In this study, we focused on safety-related outcomes, evaluating two distinct groups
of surgeons: 20 with little experience in robotics (mean: 4.35 cases per surgeon;
range: 1–14) and 3 experienced robotic surgeons (mean: 62.33 cases per surgeon; range:
27–126). The results demonstrated low rates of complications, transfusion and conversion,
even when surgeons less experienced in robotics did the procedures, always assisted
by an experienced proctor. However, we emphasize that our results have limitations
related to study design, because it is retrospective and observational, with convenience
sample, since we could not perform sample size analysis and may not have adequately
identified confounding factors.
In a 2009 retrospective study that compared robotic surgery to laparoscopy for hysterectomy,
the operative time was found to be like those reported in our casuistic. There were
no statistically significant differences in operative time, blood loss or length of
stay, and conversion to laparoscopy was not required.[15] Reynolds and Advincula[16] and Hanssens et al[17] have shown that the time required for robotic surgery exceeds that for laparoscopy,
though these results vary according to the surgeons' experience.
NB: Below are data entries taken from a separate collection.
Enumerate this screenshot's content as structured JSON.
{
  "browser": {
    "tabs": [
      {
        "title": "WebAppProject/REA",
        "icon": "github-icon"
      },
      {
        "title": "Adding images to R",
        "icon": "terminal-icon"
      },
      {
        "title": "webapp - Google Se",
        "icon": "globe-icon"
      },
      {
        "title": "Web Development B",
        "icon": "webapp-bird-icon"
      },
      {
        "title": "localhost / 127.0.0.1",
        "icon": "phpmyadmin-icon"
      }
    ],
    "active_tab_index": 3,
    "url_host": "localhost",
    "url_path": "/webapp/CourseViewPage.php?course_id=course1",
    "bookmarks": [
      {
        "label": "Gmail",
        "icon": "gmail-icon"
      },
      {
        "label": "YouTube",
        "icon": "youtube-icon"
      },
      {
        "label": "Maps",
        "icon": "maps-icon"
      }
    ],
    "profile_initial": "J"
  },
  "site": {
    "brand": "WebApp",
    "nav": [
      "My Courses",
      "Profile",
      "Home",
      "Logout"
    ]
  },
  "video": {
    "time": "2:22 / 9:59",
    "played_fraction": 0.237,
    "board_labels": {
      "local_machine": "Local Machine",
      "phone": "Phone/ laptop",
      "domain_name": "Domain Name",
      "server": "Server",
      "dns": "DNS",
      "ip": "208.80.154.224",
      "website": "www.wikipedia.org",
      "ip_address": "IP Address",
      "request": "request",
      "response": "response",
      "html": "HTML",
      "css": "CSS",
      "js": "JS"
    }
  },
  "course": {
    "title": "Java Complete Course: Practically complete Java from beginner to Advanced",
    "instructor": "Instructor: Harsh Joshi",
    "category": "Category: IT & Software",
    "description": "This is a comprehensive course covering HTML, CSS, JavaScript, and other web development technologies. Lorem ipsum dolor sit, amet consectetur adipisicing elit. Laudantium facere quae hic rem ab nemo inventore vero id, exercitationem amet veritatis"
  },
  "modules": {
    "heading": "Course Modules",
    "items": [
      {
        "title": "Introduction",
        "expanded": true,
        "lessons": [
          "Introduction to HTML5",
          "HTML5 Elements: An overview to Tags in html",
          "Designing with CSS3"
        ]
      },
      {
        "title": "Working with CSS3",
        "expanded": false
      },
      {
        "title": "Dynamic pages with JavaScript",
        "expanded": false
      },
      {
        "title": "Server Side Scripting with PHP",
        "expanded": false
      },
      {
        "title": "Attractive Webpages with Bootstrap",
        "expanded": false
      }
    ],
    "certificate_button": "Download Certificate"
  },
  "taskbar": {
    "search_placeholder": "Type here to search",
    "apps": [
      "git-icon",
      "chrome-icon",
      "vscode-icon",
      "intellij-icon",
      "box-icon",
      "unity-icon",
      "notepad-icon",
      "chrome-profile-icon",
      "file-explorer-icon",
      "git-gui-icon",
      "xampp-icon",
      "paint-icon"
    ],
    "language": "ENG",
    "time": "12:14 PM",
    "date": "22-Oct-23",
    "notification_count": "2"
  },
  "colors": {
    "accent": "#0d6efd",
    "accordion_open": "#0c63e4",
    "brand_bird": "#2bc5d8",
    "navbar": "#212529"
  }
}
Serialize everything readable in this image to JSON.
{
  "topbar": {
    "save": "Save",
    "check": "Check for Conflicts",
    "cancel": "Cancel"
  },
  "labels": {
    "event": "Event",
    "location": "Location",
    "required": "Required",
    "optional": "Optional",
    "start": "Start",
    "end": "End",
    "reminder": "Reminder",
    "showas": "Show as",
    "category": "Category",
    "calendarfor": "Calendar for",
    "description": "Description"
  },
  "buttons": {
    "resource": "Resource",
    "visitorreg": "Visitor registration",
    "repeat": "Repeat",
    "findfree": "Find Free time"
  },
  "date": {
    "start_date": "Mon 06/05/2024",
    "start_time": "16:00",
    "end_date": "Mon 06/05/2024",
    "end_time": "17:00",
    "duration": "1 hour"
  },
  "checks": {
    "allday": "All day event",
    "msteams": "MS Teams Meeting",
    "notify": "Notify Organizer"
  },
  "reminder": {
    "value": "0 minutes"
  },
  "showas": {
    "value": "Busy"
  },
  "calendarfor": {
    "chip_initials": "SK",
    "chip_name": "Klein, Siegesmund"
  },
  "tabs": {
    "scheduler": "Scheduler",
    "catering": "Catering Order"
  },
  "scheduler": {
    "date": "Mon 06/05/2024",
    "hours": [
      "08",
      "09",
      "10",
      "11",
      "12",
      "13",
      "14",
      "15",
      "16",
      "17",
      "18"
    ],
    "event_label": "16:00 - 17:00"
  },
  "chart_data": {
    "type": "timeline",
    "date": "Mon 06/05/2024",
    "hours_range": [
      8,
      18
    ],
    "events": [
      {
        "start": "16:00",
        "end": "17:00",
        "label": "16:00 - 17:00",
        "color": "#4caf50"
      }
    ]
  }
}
Fastrez et al,[18] in a multicenter study with a group of 37 robot-assisted pelvic lymphadenectomies,
reported that one patient had an aortic injury requiring conversion to laparotomy
and one patient had a ureteral lesion treated without conversion. In the nine lymphadenectomies
performed at HIAE, none of these complications were observed, a result which reflects
the safety of this kind of approach for this procedure.
At the hospital evaluated herein, 66 myomectomies were performed through minimally
invasive robot-assisted approach between 2008 and 2014 and no conversions were required.
This result is compatible with the data from Cheng et al,[19] in which 21 robotic myomectomies were performed between 2010 and 2012 with no conversions
were required either.
In 2015, Corrado et al[20] compared different surgical approaches for the treatment of endometrial cancer and
showed that the group who underwent robotic surgery had a 1.4% rate of conversion
to laparotomy and a 2.7% rate of conversion to laparoscopy, comparable to the rate
observed at HIAE for all robotic gynecological surgeries between 2008 and 2014 (1.1%).
The same authors reported a 1.4% blood transfusion rate, slightly lower than the 5.8%
observed in the current study.[20]
Although we had only one case of sacrocolpopexy, a systematic review conducted in
2016 by Pan et al,[21] showed that the robotic approach is as safe as laparoscopy for performing the procedure,
as there are no statistical differences between the two approaches in either complication
rates or operative time. One of the biggest challenges of minimally invasive gynecological
surgery is the difficulty in performing this type of approach on morbidly obese patients.[22] Being aware of this issue, minimally invasive surgeries must be introduced slowly
and safely to those patients. Our casuistic had three patients with BMI > 40 kg/m2, with no complications at all.
Conclusion
Robot-assisted laparoscopy in gynecological surgeries has been shown to be safe, with
the presence of a proctor being critical for a successful transition for less experienced
teams. This study demonstrates the safety of the model here presented for the introduction
of robotic gynecological surgery into the hospital practice, but the rapid development
in robot-assisted surgery calls for long-term prospective randomized controlled trials.